While I love to cast shade in Ronald A. Fisher’s direction, he got this one right.

It is the systematic replication and extension of the results of previous studies, and not p values from individual ones, that fosters cumulative knowledge development. That this statement appears to have eluded many applied researchers, as well as editors and reviewers, is puzzling because Fisher (1966) himself put only provisional stock in statistically significant results from single studies: ‘we thereby admit that no isolated experiment, however significant in itself, can suffice for the experimental demonstration of any natural phenomenon’ (p. 13).
Fisher was a major proponent of replication: ‘Fisher had reason to emphasize, as a first principle of experimentation, the function of appropriate replication in providing an estimate of error’ (Fisher Box, 1978, p. 142). Indeed, Fisher Box (1978) insinuates that Fisher coined the term ‘replication’: ‘The method adopted was replication, as Fisher called it; by his naming of what was already a common experimental practice, he called attention to its functional importance in experimentation’[1]

Problem is, replication is dull work. You’re doing the exact same thing someone else did, hoping they screwed up somewhere along the line. When that person happens to be an influential senior scientist in your field, things can get awkward. As Ed Yong puts it,

Positive results in psychology can behave like rumours: easy to release but hard to dispel. They dominate most journals, which strive to present new, exciting research. Meanwhile, attempts to replicate those studies, especially when the findings are negative, go unpublished, languishing in personal file drawers or circulating in conversations around the water cooler. “There are some experiments that everyone knows don’t replicate, but this knowledge doesn’t get into the literature,” says Wagenmakers. The publication barrier can be chilling, he adds. “I’ve seen students spending their entire PhD period trying to replicate a phenomenon, failing, and quitting academia because they had nothing to show for their time.”

These problems occur throughout the sciences, but psychology has a number of deeply entrenched cultural norms that exacerbate them.

So it helps if you do your replications as a group, and explicitly make it a priority. The Reproducibility Project aims to do exactly that, at least for psychology, and they’ve been trickling out their results over the last few months. The latest from them is sobering.

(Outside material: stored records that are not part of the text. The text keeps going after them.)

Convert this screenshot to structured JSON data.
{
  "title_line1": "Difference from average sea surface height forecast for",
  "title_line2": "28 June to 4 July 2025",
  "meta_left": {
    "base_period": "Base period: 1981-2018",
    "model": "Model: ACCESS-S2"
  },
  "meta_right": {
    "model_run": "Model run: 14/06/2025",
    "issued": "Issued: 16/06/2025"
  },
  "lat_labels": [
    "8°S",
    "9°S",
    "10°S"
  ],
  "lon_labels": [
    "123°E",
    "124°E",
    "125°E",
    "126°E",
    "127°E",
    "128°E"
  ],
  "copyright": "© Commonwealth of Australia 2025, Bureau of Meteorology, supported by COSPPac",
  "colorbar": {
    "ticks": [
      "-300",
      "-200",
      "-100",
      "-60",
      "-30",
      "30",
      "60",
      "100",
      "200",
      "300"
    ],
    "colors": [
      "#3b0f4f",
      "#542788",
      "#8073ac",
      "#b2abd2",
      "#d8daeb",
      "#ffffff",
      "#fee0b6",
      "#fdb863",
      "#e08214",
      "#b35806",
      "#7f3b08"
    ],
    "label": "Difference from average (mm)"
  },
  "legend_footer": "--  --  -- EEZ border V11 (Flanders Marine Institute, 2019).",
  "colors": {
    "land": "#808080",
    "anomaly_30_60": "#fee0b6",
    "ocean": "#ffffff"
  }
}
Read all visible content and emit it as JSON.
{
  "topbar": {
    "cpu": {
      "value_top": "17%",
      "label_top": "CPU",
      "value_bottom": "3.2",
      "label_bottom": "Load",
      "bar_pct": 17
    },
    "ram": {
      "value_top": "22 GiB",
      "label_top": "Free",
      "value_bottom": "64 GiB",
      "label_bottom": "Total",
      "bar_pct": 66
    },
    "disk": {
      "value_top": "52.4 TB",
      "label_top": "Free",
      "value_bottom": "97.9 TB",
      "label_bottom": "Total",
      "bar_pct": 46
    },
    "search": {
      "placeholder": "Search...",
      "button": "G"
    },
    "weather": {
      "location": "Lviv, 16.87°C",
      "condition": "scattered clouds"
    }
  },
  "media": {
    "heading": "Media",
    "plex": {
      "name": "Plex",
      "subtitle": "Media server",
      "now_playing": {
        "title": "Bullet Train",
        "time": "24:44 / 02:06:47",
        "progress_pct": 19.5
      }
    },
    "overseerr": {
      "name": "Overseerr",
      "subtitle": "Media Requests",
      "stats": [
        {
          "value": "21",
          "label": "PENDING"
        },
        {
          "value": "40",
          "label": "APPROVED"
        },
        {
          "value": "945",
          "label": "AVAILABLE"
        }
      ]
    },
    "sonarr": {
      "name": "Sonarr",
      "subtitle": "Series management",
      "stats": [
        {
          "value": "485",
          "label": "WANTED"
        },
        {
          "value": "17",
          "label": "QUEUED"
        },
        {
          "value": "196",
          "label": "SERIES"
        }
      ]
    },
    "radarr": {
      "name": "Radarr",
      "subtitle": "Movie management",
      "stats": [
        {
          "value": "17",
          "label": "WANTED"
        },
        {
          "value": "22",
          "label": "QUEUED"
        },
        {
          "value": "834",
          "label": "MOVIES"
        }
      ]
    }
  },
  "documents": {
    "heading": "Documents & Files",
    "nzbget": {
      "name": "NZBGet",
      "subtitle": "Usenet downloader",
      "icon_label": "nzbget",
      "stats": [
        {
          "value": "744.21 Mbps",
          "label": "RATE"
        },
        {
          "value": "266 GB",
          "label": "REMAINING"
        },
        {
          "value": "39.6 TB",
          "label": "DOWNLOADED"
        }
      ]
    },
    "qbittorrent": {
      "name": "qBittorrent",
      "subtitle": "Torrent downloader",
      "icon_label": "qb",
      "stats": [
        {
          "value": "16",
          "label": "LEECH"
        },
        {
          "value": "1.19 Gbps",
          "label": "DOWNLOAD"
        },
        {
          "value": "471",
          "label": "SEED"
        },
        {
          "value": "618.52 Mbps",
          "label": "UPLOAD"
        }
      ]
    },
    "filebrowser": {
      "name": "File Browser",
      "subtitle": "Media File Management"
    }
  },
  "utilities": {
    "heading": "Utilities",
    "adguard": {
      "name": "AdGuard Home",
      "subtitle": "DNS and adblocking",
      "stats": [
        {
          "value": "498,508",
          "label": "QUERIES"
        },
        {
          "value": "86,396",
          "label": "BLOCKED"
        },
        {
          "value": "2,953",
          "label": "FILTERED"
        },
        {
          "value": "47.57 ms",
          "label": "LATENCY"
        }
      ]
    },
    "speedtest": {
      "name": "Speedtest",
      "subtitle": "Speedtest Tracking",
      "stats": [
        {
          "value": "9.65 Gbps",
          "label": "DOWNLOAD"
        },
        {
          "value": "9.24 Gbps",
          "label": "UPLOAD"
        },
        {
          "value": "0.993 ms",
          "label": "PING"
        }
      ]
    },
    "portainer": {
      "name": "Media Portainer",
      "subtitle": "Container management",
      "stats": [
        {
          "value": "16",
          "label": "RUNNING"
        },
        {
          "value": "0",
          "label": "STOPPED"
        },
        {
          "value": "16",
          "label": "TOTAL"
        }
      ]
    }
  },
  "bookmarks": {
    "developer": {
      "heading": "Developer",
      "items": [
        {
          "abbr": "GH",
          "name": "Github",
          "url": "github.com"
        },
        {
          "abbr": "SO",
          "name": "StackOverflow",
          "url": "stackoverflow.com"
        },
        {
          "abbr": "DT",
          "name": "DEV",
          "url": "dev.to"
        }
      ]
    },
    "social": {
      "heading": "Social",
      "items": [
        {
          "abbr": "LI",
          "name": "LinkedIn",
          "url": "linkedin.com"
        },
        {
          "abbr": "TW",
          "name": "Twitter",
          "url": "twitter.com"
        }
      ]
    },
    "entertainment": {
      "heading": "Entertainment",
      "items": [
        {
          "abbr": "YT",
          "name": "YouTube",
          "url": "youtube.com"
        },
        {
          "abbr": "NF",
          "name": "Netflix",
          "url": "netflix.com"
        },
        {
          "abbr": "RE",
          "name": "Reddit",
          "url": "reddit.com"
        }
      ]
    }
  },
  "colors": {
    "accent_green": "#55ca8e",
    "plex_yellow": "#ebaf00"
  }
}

Replication effects were half the magnitude of original effects, representing a substantial decline. Ninety-seven percent of original studies had statistically significant results. Thirty-six percent of replications had statistically significant results; 47% of original effect sizes were in the 95% confidence interval of the replication effect size; 39% of effects were subjectively rated to have replicated the original result; and if no bias in original results is assumed, combining original and replication results left 68% with statistically significant effects.

Ouch. And as the studies they tried to replicate were a representative sample of papers published in top journals, that represents a huge waste of effort and suggests big problems of methodology across the entire field.

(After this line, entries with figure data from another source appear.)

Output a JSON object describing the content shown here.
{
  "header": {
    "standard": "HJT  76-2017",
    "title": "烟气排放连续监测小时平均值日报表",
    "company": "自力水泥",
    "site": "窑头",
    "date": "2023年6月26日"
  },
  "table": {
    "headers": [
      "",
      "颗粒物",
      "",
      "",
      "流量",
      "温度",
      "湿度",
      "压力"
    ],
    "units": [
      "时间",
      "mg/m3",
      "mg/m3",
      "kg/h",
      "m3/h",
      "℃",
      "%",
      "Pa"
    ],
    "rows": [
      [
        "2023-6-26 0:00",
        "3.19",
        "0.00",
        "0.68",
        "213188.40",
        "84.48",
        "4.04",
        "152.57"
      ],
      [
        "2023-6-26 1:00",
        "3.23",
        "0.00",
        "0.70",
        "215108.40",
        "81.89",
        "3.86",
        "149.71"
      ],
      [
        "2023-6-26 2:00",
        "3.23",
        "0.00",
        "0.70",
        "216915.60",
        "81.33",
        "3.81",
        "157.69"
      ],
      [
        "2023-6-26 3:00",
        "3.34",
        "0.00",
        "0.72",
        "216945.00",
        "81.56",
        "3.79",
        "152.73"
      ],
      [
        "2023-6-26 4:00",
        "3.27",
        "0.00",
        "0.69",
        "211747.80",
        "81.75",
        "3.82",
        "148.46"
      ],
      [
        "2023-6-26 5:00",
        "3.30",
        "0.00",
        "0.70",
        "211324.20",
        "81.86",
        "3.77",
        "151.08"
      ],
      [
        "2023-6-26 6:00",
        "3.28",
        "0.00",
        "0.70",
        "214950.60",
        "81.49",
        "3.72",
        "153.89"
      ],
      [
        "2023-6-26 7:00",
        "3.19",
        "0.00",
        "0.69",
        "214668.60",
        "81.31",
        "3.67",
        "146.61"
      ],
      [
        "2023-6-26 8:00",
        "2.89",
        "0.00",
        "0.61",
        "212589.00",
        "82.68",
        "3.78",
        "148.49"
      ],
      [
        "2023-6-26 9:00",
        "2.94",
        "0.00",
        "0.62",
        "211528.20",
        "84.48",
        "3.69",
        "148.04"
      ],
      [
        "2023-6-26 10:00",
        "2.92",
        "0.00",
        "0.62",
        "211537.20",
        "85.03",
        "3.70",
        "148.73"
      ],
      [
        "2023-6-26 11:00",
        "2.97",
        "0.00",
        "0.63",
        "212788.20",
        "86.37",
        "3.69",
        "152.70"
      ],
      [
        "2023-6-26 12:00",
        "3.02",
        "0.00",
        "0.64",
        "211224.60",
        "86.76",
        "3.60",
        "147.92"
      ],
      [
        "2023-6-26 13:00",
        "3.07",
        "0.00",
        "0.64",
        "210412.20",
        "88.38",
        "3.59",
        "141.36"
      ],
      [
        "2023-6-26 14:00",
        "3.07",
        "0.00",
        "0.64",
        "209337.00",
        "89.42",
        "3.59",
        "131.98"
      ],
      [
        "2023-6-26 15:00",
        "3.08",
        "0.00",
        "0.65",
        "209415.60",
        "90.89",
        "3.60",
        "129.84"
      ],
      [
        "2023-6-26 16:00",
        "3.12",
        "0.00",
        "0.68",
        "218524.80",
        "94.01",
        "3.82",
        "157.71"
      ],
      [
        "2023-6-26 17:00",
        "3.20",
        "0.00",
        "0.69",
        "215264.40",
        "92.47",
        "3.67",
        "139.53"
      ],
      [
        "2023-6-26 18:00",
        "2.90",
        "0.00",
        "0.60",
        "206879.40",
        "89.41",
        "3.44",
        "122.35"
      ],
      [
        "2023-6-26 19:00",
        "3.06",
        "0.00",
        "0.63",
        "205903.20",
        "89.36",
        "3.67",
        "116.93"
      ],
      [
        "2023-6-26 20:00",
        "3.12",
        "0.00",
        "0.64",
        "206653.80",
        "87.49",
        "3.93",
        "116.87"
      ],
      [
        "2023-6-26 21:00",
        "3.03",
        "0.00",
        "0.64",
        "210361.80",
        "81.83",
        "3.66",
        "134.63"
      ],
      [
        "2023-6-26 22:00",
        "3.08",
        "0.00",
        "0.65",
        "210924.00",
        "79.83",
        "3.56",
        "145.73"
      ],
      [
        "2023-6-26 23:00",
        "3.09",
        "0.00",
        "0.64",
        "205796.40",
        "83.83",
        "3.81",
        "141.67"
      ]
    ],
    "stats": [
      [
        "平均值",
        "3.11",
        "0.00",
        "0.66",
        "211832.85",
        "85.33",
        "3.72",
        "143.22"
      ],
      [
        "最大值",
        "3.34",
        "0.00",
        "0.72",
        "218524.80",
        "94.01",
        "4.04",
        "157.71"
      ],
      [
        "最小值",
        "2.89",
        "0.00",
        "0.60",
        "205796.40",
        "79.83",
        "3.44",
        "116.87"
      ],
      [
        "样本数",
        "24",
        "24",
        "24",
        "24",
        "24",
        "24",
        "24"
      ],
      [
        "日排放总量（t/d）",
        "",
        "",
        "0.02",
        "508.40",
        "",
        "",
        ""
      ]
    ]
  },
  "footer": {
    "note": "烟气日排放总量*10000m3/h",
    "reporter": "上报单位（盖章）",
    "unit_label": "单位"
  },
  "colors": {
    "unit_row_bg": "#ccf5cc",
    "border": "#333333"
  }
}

As a “fan” of p-values, this part had me chuckling.

The density plots of P values for original studies (mean P value = 0.028) and replications (mean P value = 0.302) are shown in Fig. 1, left. The 64 nonsignificant P values for replications were distributed widely. When there is no effect to detect, the null distribution of P values is uniform. This distribution deviated slightly from uniform with positive skew, however, suggesting that at least one replication could be a false negative, χ2(128) = 155.83, P = 0.048. Nonetheless, the wide distribution of P values suggests against insufficient power as the only explanation for failures to replicate.


[…] A negative correlation of replication success with the original study P value indicates that the initial strength of evidence is predictive of reproducibility. For example, 26 of 63 (41%) original studies with P < 0.02 achieved P < 0.05 in the replication, whereas 6 of 23 (26%) that had a P value between 0.02 < P 0.04 did so (Fig. 2). Almost two thirds (20 of 32, 63%) of original studies with P < 0.001 had a significant P value in the replication.

Flipping that on its head, if your study had a p-value below 0.001 then there’s a 37% chance that a replication would fail to hit statistical significance. It’s clear to me that p-values have a tenuous link to “significance,” and they should be dropped immediately for the good of science.

But it should be clear to everyone that replications are critical to science, no matter the methodology, and must be encouraged to the greatest extent possible.


[1] Hubbard, Raymond, and R. Murray Lindsay. “Why P values are not a useful measure of evidence in statistical significance testing.Theory & Psychology 18.1 (2008): 69-88.